Pendant plus de vingt ans, mon agence de relation presse a collaboré très étroitement avec des agences des Nations Unies, puis un matin de 2015, j’ai décidé de basculer vers un autre monde : celui du commerce en ligne au service d’une passion audiophile ainsi je suis devenu le président la république… du son. Mais quel rapport, me direz-vous ? précisément aucun sauf peut-être cette soif de changement et de s’inventer de nouveaux défis et de parcourir de nouveaux territoires.
Laissez-moi vous raconter quelques séquences de ma longue histoire professionnelle qui trouvent aujourd’hui un écho particulier.

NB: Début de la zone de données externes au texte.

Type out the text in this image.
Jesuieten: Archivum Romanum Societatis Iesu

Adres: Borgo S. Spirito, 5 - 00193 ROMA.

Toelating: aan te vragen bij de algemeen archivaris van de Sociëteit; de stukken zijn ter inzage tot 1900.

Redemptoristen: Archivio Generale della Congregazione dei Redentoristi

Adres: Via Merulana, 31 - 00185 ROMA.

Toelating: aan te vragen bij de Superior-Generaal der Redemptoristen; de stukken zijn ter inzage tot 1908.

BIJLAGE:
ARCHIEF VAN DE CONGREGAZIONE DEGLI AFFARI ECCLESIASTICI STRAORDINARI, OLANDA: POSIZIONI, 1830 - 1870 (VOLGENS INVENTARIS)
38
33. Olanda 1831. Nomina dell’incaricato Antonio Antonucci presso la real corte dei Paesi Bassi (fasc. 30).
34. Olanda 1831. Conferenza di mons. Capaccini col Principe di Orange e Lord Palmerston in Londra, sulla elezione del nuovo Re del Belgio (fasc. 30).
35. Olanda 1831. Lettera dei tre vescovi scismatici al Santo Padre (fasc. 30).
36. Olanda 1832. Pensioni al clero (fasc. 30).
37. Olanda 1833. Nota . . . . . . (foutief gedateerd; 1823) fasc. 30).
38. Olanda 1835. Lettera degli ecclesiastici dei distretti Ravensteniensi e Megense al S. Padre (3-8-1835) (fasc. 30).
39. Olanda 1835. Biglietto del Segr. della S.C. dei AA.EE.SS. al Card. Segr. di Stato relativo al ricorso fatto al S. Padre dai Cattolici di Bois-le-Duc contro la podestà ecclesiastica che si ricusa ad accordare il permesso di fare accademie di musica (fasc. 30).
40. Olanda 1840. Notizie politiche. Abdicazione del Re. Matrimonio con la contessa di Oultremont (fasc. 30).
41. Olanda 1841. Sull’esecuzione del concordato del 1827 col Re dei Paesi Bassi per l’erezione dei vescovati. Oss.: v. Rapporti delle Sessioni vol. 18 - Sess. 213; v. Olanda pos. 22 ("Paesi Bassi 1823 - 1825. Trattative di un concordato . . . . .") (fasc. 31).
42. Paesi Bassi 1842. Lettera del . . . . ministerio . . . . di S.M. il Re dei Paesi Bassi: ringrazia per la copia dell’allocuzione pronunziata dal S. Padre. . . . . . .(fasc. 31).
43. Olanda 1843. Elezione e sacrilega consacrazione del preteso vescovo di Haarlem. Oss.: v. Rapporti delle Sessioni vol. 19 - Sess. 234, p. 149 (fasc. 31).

En 1994, alors que je viens tout juste de créer une petite agence de relations presse, notre mission est donc de porter « la bonne parole » de nos clients onusiens auprès des journalistes français et francophones, un intense travail de relations publiques pour convaincre afin que ces dossiers d’intérêt général soient bien relayés dans les médias.
Mon tout premier client c’est le Programme des Nations Unies pour le Développement qui me confie alors la promotion media du rapport mondial sur le développement humain avec des contributions formidables comme celle de Mohammad Yunus, l’inventeur du micro crédit, qui va permettre à des millions de petits entrepreneurs de sortir de la pauvreté.
En ce début d’automne 2024, je viens tout juste de finaliser une formation certifiante pour accompagner les créateurs d’entreprises, il s’agit probablement de la dernière séquence ma longue carrière. Il me revient alors en mémoire mon expérience « Nations Unies » et mon métier de passeur de nouvelles, cette passion pour donner à comprendre un autre monde : celui des pays en développement.
L’entreprenariat est une chance et un levier pour s’épanouir et subvenir à ses besoins. Xavier Niel a fait récemment son show à l’Olympia tel une rock star, le programme est simple et pour le moins simpliste : comment devenir milliardaire ? ceci me laisse songeur et perplexe … L’entreprenariat n’est pas une loterie où « 100% des gagnants auraient tentés leurs chance ».
Il ne s’agit pas de briser des rêves ni d’avoir de tabous sur la nécessité de gagner de l’argent mais plutôt en ce qui me concerne de s’engager vers un entreprenariat responsable et éclairé. Pour ma part, il sera aussi au service de projets d’intérêt général ou portés par des publics contraints ou socialement en difficulté car l’accompagnement de ces « entrepreneurs par nécessité » est aussi une responsabilité sociale et collective.